Effects of Nitrogen Forms on Root System Development, Physiological Traits, and Dry Matter Production of Rice

Abstract

The objectives of this study were to evaluate the effects of nitrogen forms on root system development (expressed as total root length, nodal root number, nodal root length, and lateral root length), water use, photosynthetic rate, and dry matter production under water deficit (WD) at 20% w/w and continuously waterlogged (CWL) conditions. Rice plants cv. Nipponbare were grown in plastic pots in a vinyl house. Six N forms were applied at the same rate of 360 mg N per pot, and were prepared as follows: N-NH4+ alone (A); N-NH4+ with nitrification inhibitor (A+DCD); N-NO3- alone (N); N-NO3- with nitrification inhibitor (N+DCD); combined N-NH4+ and N-NO3- (AN); and combined N-NH4+ and N-NO3- with nitrification inhibitor (AN+DCD). The nitrification inhibitor, dicyandiamide (DCD) (C2H4N4), was applied at the rate of 100 mg pot-1. The results of the experiment showed that under both WD and CWL conditions, significant increases were seen in the root system development as expressed through total root length, nodal root number, nodal root length, and lateral root length in the N-NO3- treatments with and without DCD compared to the application of N-NH4+ treatments with and without DCD. This led to an increase in water use, and eventually a significant increase in dry matter production.
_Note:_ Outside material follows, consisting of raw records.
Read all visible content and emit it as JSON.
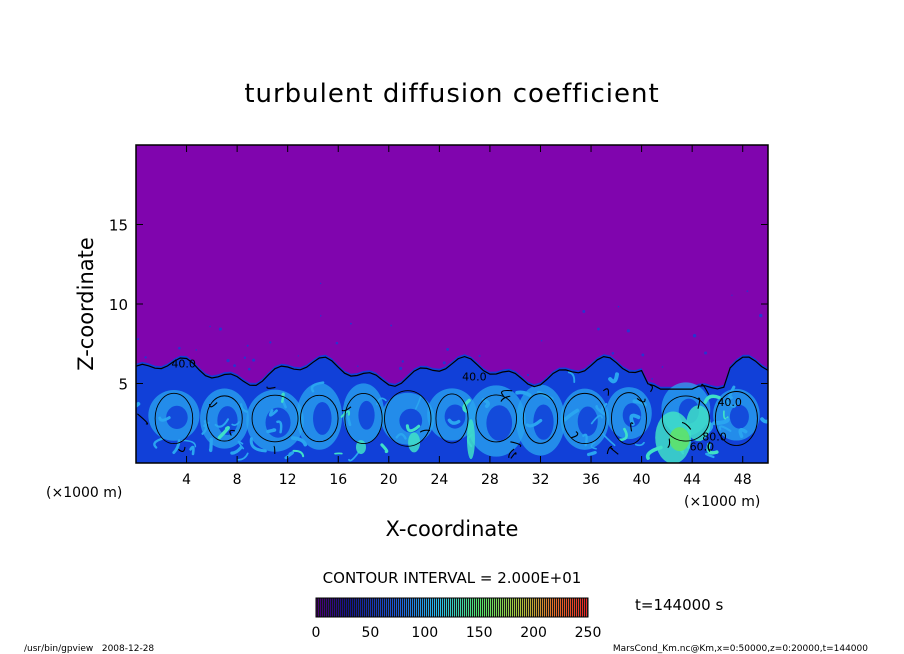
{
  "chart_data": {
    "type": "heatmap",
    "title": "turbulent diffusion coefficient",
    "xlabel": "X-coordinate",
    "ylabel": "Z-coordinate",
    "x_unit": "(×1000 m)",
    "y_unit": "(×1000 m)",
    "xlim": [
      0,
      50
    ],
    "ylim": [
      0,
      20
    ],
    "x_ticks": [
      4,
      8,
      12,
      16,
      20,
      24,
      28,
      32,
      36,
      40,
      44,
      48
    ],
    "y_ticks": [
      5,
      10,
      15
    ],
    "contour_interval_text": "CONTOUR INTERVAL = 2.000E+01",
    "contour_labels": [
      "40.0",
      "40.0",
      "40.0",
      "60.0",
      "80.0"
    ],
    "colorbar": {
      "range": [
        0,
        250
      ],
      "ticks": [
        0,
        50,
        100,
        150,
        200,
        250
      ]
    },
    "time_text": "t=144000 s",
    "footer_left": "/usr/bin/gpview   2008-12-28",
    "footer_right": "MarsCond_Km.nc@Km,x=0:50000,z=0:20000,t=144000",
    "colors": {
      "background": "#8005AE",
      "low": "#1140D8",
      "mid": "#2AA5F0",
      "high": "#3FE0C8",
      "peak": "#5FE26A"
    }
  }
}
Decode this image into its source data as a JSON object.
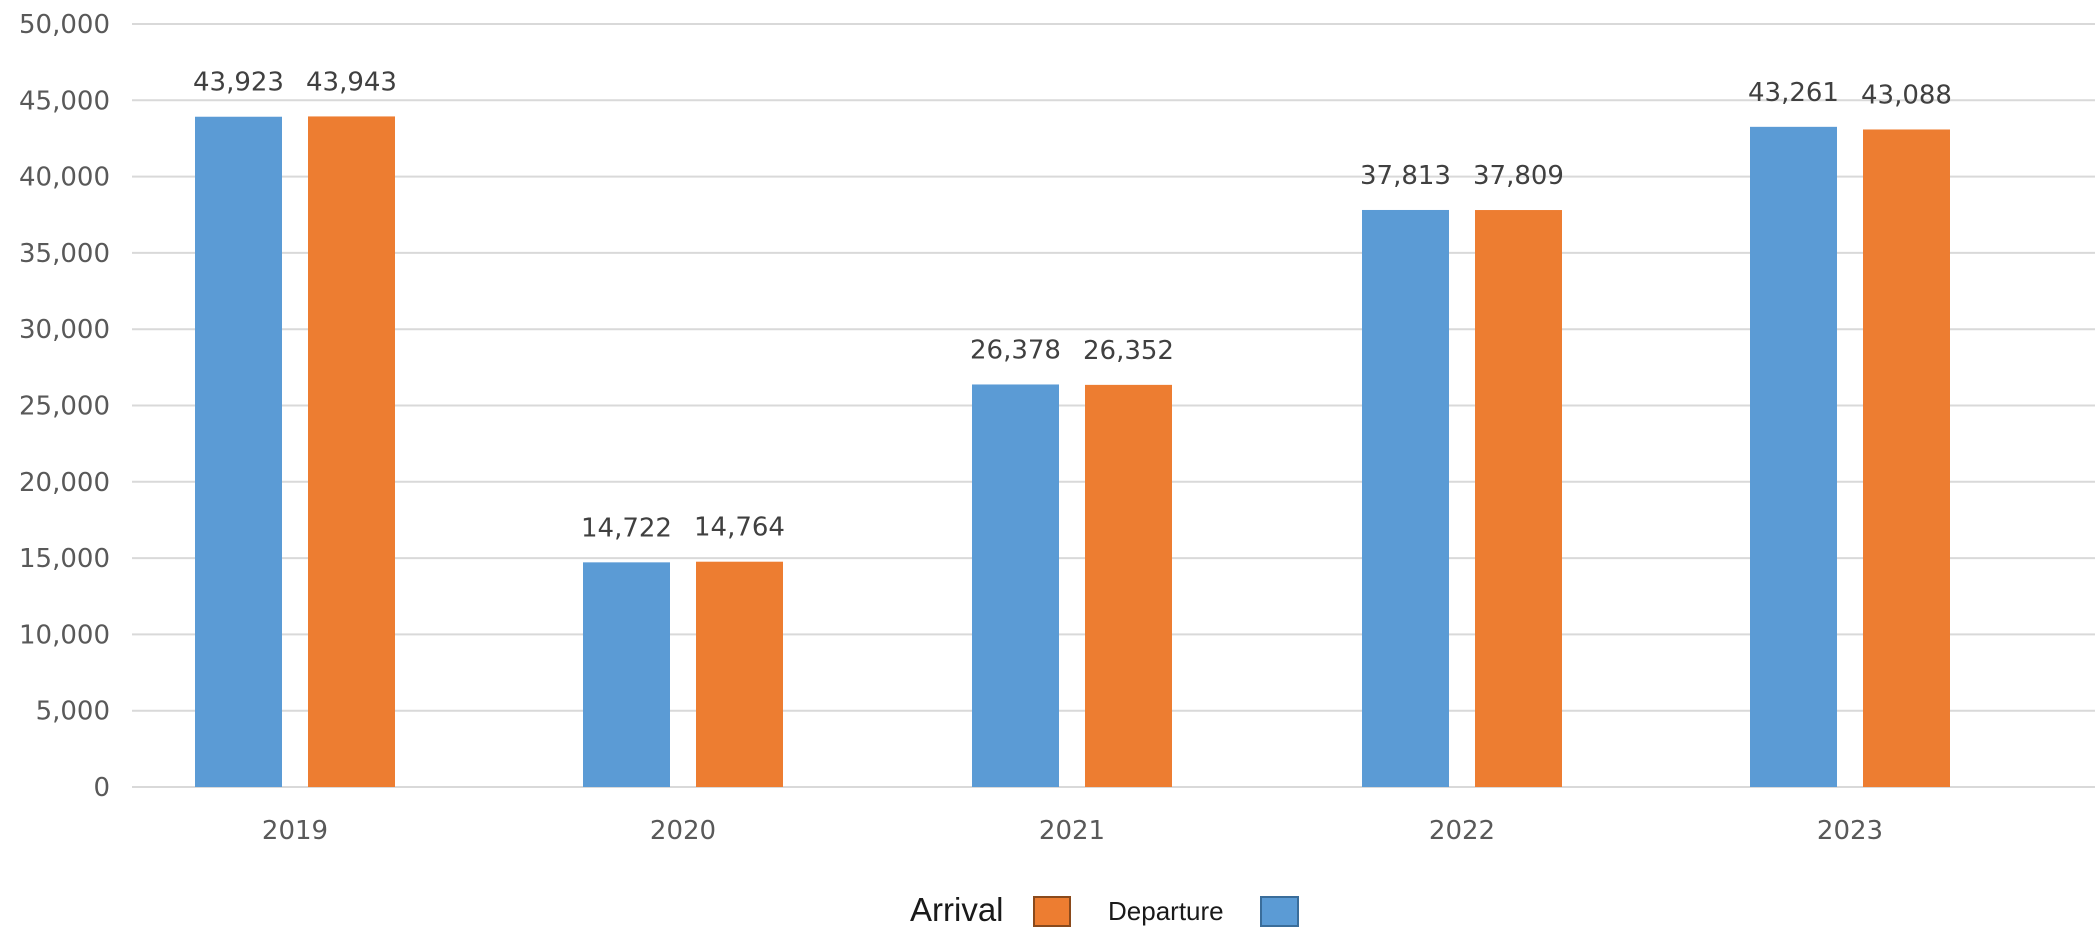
{
  "colors": {
    "arrival": "#5b9bd5",
    "departure": "#ed7d31",
    "gridline": "#d9d9d9",
    "axis_text": "#595959",
    "label_text": "#404040"
  },
  "legend": {
    "arrival_label": "Arrival",
    "departure_label": "Departure"
  },
  "chart_data": {
    "type": "bar",
    "categories": [
      "2019",
      "2020",
      "2021",
      "2022",
      "2023"
    ],
    "series": [
      {
        "name": "Arrival",
        "values": [
          43923,
          14722,
          26378,
          37813,
          43261
        ],
        "labels": [
          "43,923",
          "14,722",
          "26,378",
          "37,813",
          "43,261"
        ]
      },
      {
        "name": "Departure",
        "values": [
          43943,
          14764,
          26352,
          37809,
          43088
        ],
        "labels": [
          "43,943",
          "14,764",
          "26,352",
          "37,809",
          "43,088"
        ]
      }
    ],
    "title": "",
    "xlabel": "",
    "ylabel": "",
    "ylim": [
      0,
      50000
    ],
    "yticks": [
      {
        "value": 0,
        "label": "0"
      },
      {
        "value": 5000,
        "label": "5,000"
      },
      {
        "value": 10000,
        "label": "10,000"
      },
      {
        "value": 15000,
        "label": "15,000"
      },
      {
        "value": 20000,
        "label": "20,000"
      },
      {
        "value": 25000,
        "label": "25,000"
      },
      {
        "value": 30000,
        "label": "30,000"
      },
      {
        "value": 35000,
        "label": "35,000"
      },
      {
        "value": 40000,
        "label": "40,000"
      },
      {
        "value": 45000,
        "label": "45,000"
      },
      {
        "value": 50000,
        "label": "50,000"
      }
    ],
    "grid": true,
    "legend_position": "bottom"
  }
}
Similarly, the A treatments with and without DCD also significantly increased root system development as compared with the AN and AN+DCD treatments. Furthermore, under both CWL and WD conditions, the positive and notably significant correlations between the total root length and water use, as well as between the total root length and shoot dry weight, were found only in the A and A+DCD treatments. These results indicate that rice prefers sole ammonium over the mixed ammonium-nitrate treatment, and sole nitrate applications under both WD and CWL conditions.